Patients who have recovered from the novel coronavirus pneumonia celebrate with medical workers before they are discharged from a temporary hospital in Wuhan, Hubei province, on Feb 11, 2020. (ZHU XINGXIN / CHINA DAILY)

The number of new confirmed cases of novel coronavirus pneumonia on the Chinese mainland outside Hubei province, the heart of the epidemic, has been decreasing for seven consecutive days, the National Health Commission said, adding that more patients have been cured and discharged from hospitals due to improved treatment.

A total of 381 new confirmed cases were reported outside Hubei on Monday, compared with 444 on Sunday and 890 on Feb 3, according to the commission on Tuesday.

In total, 2,478 new confirmed cases were reported on the Chinese mainland on Monday, compared with 3,062 on Sunday, the commission said.
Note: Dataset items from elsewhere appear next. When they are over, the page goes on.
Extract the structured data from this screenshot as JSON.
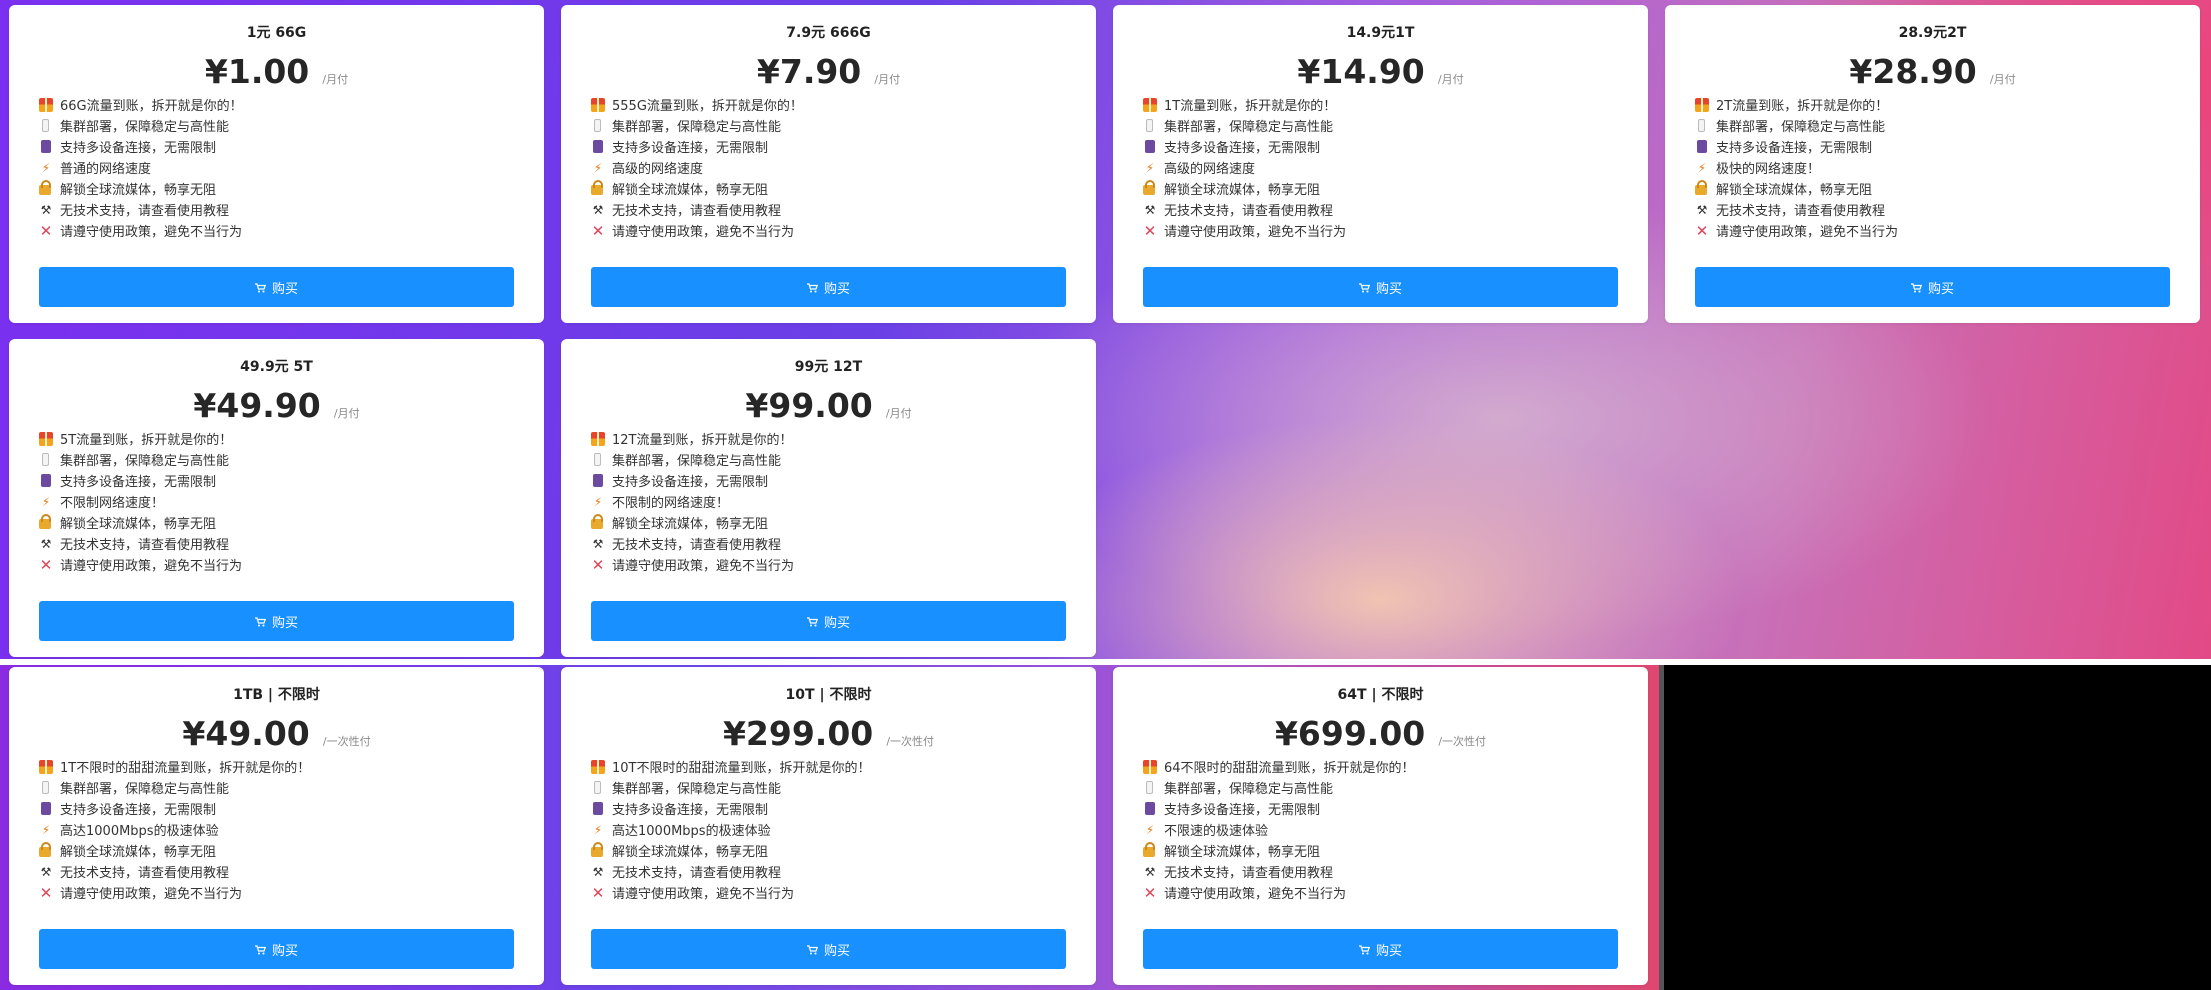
{
  "buy_label": "购买",
  "plans": [
    {
      "title": "1元 66G",
      "price": "¥1.00",
      "period": "/月付",
      "features": [
        {
          "icon": "gift-icon",
          "text": "66G流量到账，拆开就是你的！"
        },
        {
          "icon": "phone-icon",
          "text": "集群部署，保障稳定与高性能"
        },
        {
          "icon": "device-icon",
          "text": "支持多设备连接，无需限制"
        },
        {
          "icon": "bolt-icon",
          "text": "普通的网络速度"
        },
        {
          "icon": "unlock-icon",
          "text": "解锁全球流媒体，畅享无阻"
        },
        {
          "icon": "tools-icon",
          "text": "无技术支持，请查看使用教程"
        },
        {
          "icon": "cross-icon",
          "text": "请遵守使用政策，避免不当行为"
        }
      ]
    },
    {
      "title": "7.9元 666G",
      "price": "¥7.90",
      "period": "/月付",
      "features": [
        {
          "icon": "gift-icon",
          "text": "555G流量到账，拆开就是你的！"
        },
        {
          "icon": "phone-icon",
          "text": "集群部署，保障稳定与高性能"
        },
        {
          "icon": "device-icon",
          "text": "支持多设备连接，无需限制"
        },
        {
          "icon": "bolt-icon",
          "text": "高级的网络速度"
        },
        {
          "icon": "unlock-icon",
          "text": "解锁全球流媒体，畅享无阻"
        },
        {
          "icon": "tools-icon",
          "text": "无技术支持，请查看使用教程"
        },
        {
          "icon": "cross-icon",
          "text": "请遵守使用政策，避免不当行为"
        }
      ]
    },
    {
      "title": "14.9元1T",
      "price": "¥14.90",
      "period": "/月付",
      "features": [
        {
          "icon": "gift-icon",
          "text": "1T流量到账，拆开就是你的！"
        },
        {
          "icon": "phone-icon",
          "text": "集群部署，保障稳定与高性能"
        },
        {
          "icon": "device-icon",
          "text": "支持多设备连接，无需限制"
        },
        {
          "icon": "bolt-icon",
          "text": "高级的网络速度"
        },
        {
          "icon": "unlock-icon",
          "text": "解锁全球流媒体，畅享无阻"
        },
        {
          "icon": "tools-icon",
          "text": "无技术支持，请查看使用教程"
        },
        {
          "icon": "cross-icon",
          "text": "请遵守使用政策，避免不当行为"
        }
      ]
    },
    {
      "title": "28.9元2T",
      "price": "¥28.90",
      "period": "/月付",
      "features": [
        {
          "icon": "gift-icon",
          "text": "2T流量到账，拆开就是你的！"
        },
        {
          "icon": "phone-icon",
          "text": "集群部署，保障稳定与高性能"
        },
        {
          "icon": "device-icon",
          "text": "支持多设备连接，无需限制"
        },
        {
          "icon": "bolt-icon",
          "text": "极快的网络速度！"
        },
        {
          "icon": "unlock-icon",
          "text": "解锁全球流媒体，畅享无阻"
        },
        {
          "icon": "tools-icon",
          "text": "无技术支持，请查看使用教程"
        },
        {
          "icon": "cross-icon",
          "text": "请遵守使用政策，避免不当行为"
        }
      ]
    },
    {
      "title": "49.9元 5T",
      "price": "¥49.90",
      "period": "/月付",
      "features": [
        {
          "icon": "gift-icon",
          "text": "5T流量到账，拆开就是你的！"
        },
        {
          "icon": "phone-icon",
          "text": "集群部署，保障稳定与高性能"
        },
        {
          "icon": "device-icon",
          "text": "支持多设备连接，无需限制"
        },
        {
          "icon": "bolt-icon",
          "text": "不限制网络速度！"
        },
        {
          "icon": "unlock-icon",
          "text": "解锁全球流媒体，畅享无阻"
        },
        {
          "icon": "tools-icon",
          "text": "无技术支持，请查看使用教程"
        },
        {
          "icon": "cross-icon",
          "text": "请遵守使用政策，避免不当行为"
        }
      ]
    },
    {
      "title": "99元 12T",
      "price": "¥99.00",
      "period": "/月付",
      "features": [
        {
          "icon": "gift-icon",
          "text": "12T流量到账，拆开就是你的！"
        },
        {
          "icon": "phone-icon",
          "text": "集群部署，保障稳定与高性能"
        },
        {
          "icon": "device-icon",
          "text": "支持多设备连接，无需限制"
        },
        {
          "icon": "bolt-icon",
          "text": "不限制的网络速度！"
        },
        {
          "icon": "unlock-icon",
          "text": "解锁全球流媒体，畅享无阻"
        },
        {
          "icon": "tools-icon",
          "text": "无技术支持，请查看使用教程"
        },
        {
          "icon": "cross-icon",
          "text": "请遵守使用政策，避免不当行为"
        }
      ]
    },
    {
      "title": "1TB | 不限时",
      "price": "¥49.00",
      "period": "/一次性付",
      "features": [
        {
          "icon": "gift-icon",
          "text": "1T不限时的甜甜流量到账，拆开就是你的！"
        },
        {
          "icon": "phone-icon",
          "text": "集群部署，保障稳定与高性能"
        },
        {
          "icon": "device-icon",
          "text": "支持多设备连接，无需限制"
        },
        {
          "icon": "bolt-icon",
          "text": "高达1000Mbps的极速体验"
        },
        {
          "icon": "unlock-icon",
          "text": "解锁全球流媒体，畅享无阻"
        },
        {
          "icon": "tools-icon",
          "text": "无技术支持，请查看使用教程"
        },
        {
          "icon": "cross-icon",
          "text": "请遵守使用政策，避免不当行为"
        }
      ]
    },
    {
      "title": "10T | 不限时",
      "price": "¥299.00",
      "period": "/一次性付",
      "features": [
        {
          "icon": "gift-icon",
          "text": "10T不限时的甜甜流量到账，拆开就是你的！"
        },
        {
          "icon": "phone-icon",
          "text": "集群部署，保障稳定与高性能"
        },
        {
          "icon": "device-icon",
          "text": "支持多设备连接，无需限制"
        },
        {
          "icon": "bolt-icon",
          "text": "高达1000Mbps的极速体验"
        },
        {
          "icon": "unlock-icon",
          "text": "解锁全球流媒体，畅享无阻"
        },
        {
          "icon": "tools-icon",
          "text": "无技术支持，请查看使用教程"
        },
        {
          "icon": "cross-icon",
          "text": "请遵守使用政策，避免不当行为"
        }
      ]
    },
    {
      "title": "64T | 不限时",
      "price": "¥699.00",
      "period": "/一次性付",
      "features": [
        {
          "icon": "gift-icon",
          "text": "64不限时的甜甜流量到账，拆开就是你的！"
        },
        {
          "icon": "phone-icon",
          "text": "集群部署，保障稳定与高性能"
        },
        {
          "icon": "device-icon",
          "text": "支持多设备连接，无需限制"
        },
        {
          "icon": "bolt-icon",
          "text": "不限速的极速体验"
        },
        {
          "icon": "unlock-icon",
          "text": "解锁全球流媒体，畅享无阻"
        },
        {
          "icon": "tools-icon",
          "text": "无技术支持，请查看使用教程"
        },
        {
          "icon": "cross-icon",
          "text": "请遵守使用政策，避免不当行为"
        }
      ]
    }
  ]
}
WHO Director-General Tedros Adhanom Ghebreyesus said in Geneva that the virus had been named COVID-19

World Health Organization chief Tedros Adhanom Ghebreyesus said in Geneva on Tuesday that the virus had been named COVID-19, explaining that it was important to avoid stigma and that other names could be inaccurate, Reuters reported. The first vaccine for the coronavirus could be available in 18 months, "so we have to do everything today using available weapons", he said.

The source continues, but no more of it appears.